Encore un beau succès pour Netflix qui se profile !

ArthurTERRYMaster226

Unknown a dit…

Depuis que HBO Asia avait lancé en 2015 « Halfworlds », une excellente série diffusée dans toute l’Asie Pacifique (de l’Inde à la Thaïlande jusque Singapour), Netflix cherchait une réponse appropriée pour installer sa marque dans cette même zone et contrer la chaîne à péage. C’est chose faite avec « Midnight Diner », sa série nippone. Enfin, pas tout à fait … En pariant sur le Japon, Netflix a fait un choix aussi ambitieux que clivant.

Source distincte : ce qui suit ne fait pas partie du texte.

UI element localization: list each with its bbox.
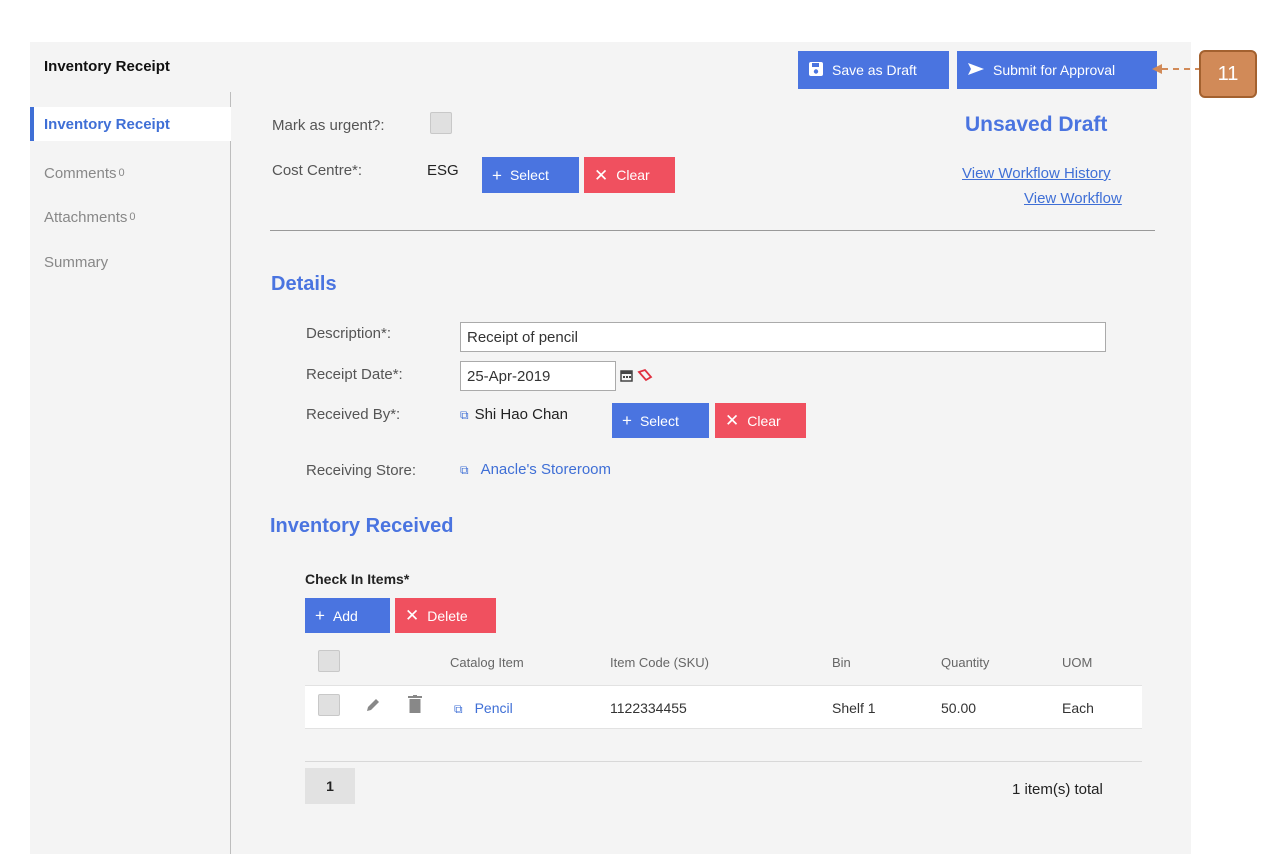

L’Asie est, à juste titre, un ensemble factice pour les géographes, où les cultures, les langues (qui parle japonais en dehors de la péninsule ?) et l’histoire (le Japon et la Seconde Guerre mondiale ont laissé des traces en Corée du Sud et en Chine) opposent les nations voisines et limitent ainsi les ventes à l’export de formats audiovisuels.
Si l’installation sur le marché domestique est amorcée, Netflix est donc loin de conquérir le Japon et toute l’Asie! L’audiovisuel japonais est assez schizophrène, plus proche du défouloir social que du diffuseur à la triple mission d’information, de divertissement et de propagation de la connaissance : citons, pour en montrer la complexité, Takeshi Kitano, cinéaste art et essai au panthéon du Septième art, et Coluche trash et cash à la télévision.
De manière plus générale, la stratégie de Netflix trouve ses limites sur des marchés culturellement et historiquement très marqués. Marchés sur lesquels HBO et sa capacité à événementialiser font encore la différence (« Sacrifice » d’Agnieszka Holland dans les pays de l’ex-bloc de l’Est ; « Halfworlds » en Asie). L’algorithme de Netflix n’est pas capable de pertinence « à la marge » et, encore moins de remplacer la créativité. Bien réalisé et scénarisé, « Midnight Diner » n’est pas l’évènement qu’à pu être « Shokuzai » de Kurosawa en 2012 qui est devenu un véritable phénomène de société, lors de sa diffusion sur Wowow. Les avertis reconnaîtront aussi dans la trame de « Midnight Diner » le pattern des « Délices de Tokyo ». Du déjà-vu et du mieux-fait donc…
nicolasbauche226

Anonyme a dit…

Texte qui donne envie de regarder la série !

Il est sûrement intéressant de jeter également un coup d’œil au manga original pour mieux comprendre l'intérêt que porte le public japonais à cette série, étant donné le lieu central qu'occupe le manga dans la vie culturelle japonaise (bien différent de celui qu'occupe la BD dans la culture française et belge).